Bautista, an Easton, Pennsylvania resident and former owner of a lucrative transmission business was convicted in 2003 for violating New York’s Attempted Arson statute. He was charged after officers sited him standing next to his car, while carrying a portable gas tank. While Bautista served his entire probationary period, immigration authorities, in 2009, detained him at Kennedy Airport in New York, following a brief trip abroad. Bautista, a twenty-five year Lawful Permanent Resident, a husband and a father of three children was released, but was ordered to appear to the Philadelphia International Airport for further inspection. In March of 2010, Bautista voluntarily appeared at the airport and has been in immigration custody ever since. Authorities advised him to not bring an attorney.
“For over two years, we have been fighting for Mr. Bautista’s life in the United States and for his release,” said Raymond Lahoud, Bautista’s attorney and a member of the Immigration Law and Deportation Defense Firm Baurkot & Baurkot. “Finally, justice has been served because a Judge with commonsense has ruled in favor of a man who made mistakes long ago, yet had rebuilt his life at the time he was detained,” said Lahoud. Lahoud noted that, since Respondent’s detention, his family home and business have been lost and his wife and children have been forced to secure government assistance to help make ends meet.
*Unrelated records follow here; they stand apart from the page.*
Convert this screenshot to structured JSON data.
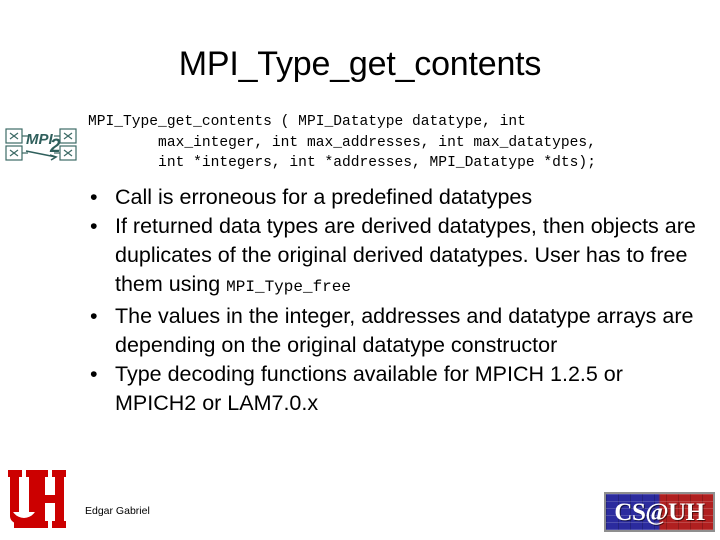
{
  "slide": {
    "title": "MPI_Type_get_contents",
    "background_color": "#ffffff",
    "text_color": "#000000"
  },
  "code": {
    "lines": [
      "MPI_Type_get_contents ( MPI_Datatype datatype, int",
      "        max_integer, int max_addresses, int max_datatypes,",
      "        int *integers, int *addresses, MPI_Datatype *dts);"
    ],
    "full_text": "MPI_Type_get_contents ( MPI_Datatype datatype, int\n        max_integer, int max_addresses, int max_datatypes,\n        int *integers, int *addresses, MPI_Datatype *dts);"
  },
  "bullets": [
    {
      "marker": "•",
      "text": "Call is erroneous for a predefined datatypes",
      "has_mono": false
    },
    {
      "marker": "•",
      "text_before": "If returned data types are derived datatypes, then objects are duplicates of the original derived datatypes. User has to free them using ",
      "mono": "MPI_Type_free",
      "text_after": "",
      "has_mono": true
    },
    {
      "marker": "•",
      "text": "The values in the integer, addresses and datatype arrays are depending on the original datatype constructor",
      "has_mono": false
    },
    {
      "marker": "•",
      "text": "Type decoding functions available for MPICH 1.2.5 or MPICH2 or LAM7.0.x",
      "has_mono": false
    }
  ],
  "footer": {
    "presenter": "Edgar Gabriel",
    "csuh_logo_text": "CS@UH",
    "csuh_blue": "#2b2b9e",
    "csuh_red": "#b02020",
    "uh_logo_color": "#cc0000",
    "mpi2_logo_text": "MPI-2",
    "mpi2_logo_color": "#2f5f5c"
  }
}
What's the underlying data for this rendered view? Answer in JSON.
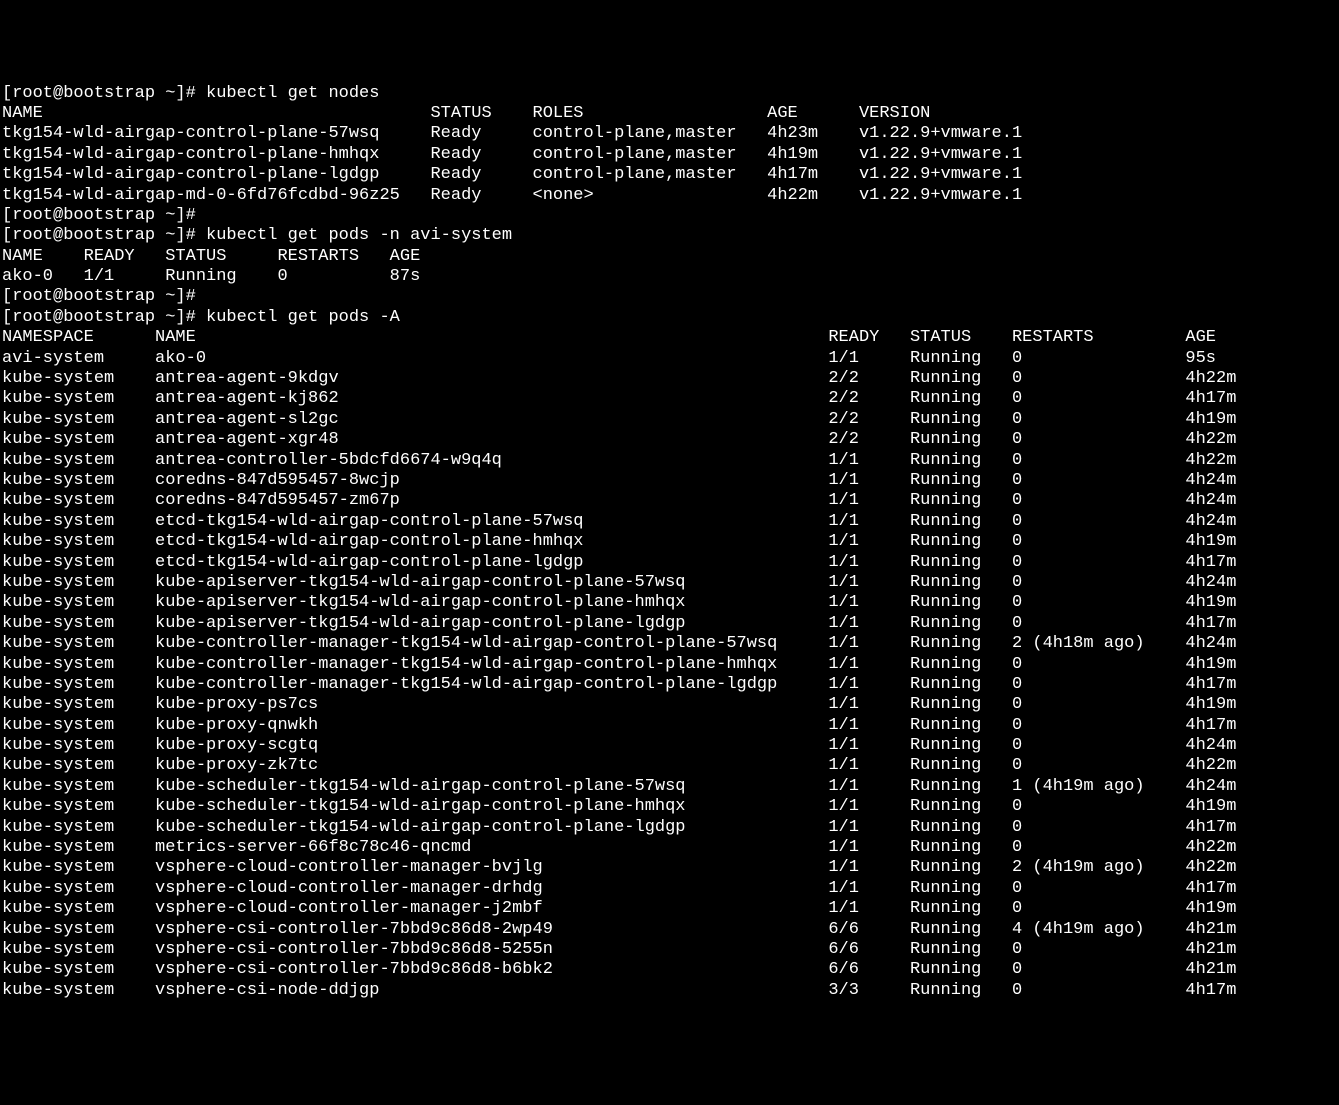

The Court held that Bautista’s prolonged detention was unnecessary and unreasonable. Further, the Court ruled that the Government’s argument that Bautista is a threat to society is anything shy of “skeptical,” particularly in light of the fact that it took authorities years to commence proceedings against him: “Bautista’s detention, today nearing twenty-six months, has exceeded by an order of magnitude even the tentative [constitutional] guidelines set by the Supreme Court.” The Court also dismissed the Government’s argument that Bautista was owed no rights, because he was returning from a trip abroad and had “technically” not entered the United States, even though he was detained in American immigration prisons and was a longtime Permanent Resident. The Court sternly opposed Bautista’s continued detention of Bautista, holding that “due process has long been overdue to Bautista.”
Lahoud noted that the decision went as far as declaring detention beyond seven months as being unconstitutional. “The Court condemned immigration’s detention practices, which will certainly effect thousands of immigrants facing deportation across the country,” said Lahoud.
Bautista was ordered removed in 2010. He appealed the Immigration Court’s decision to the Board of Immigration Appeals. After oral arguments before the Board, Bautista’s appeal was dismissed. Bautista’s attorneys then appealed to the Third Circuit Court of Appeals, who recently ordered oral arguments to determine if Bautista is actually a deportable alien. The Third Circuit case is pending.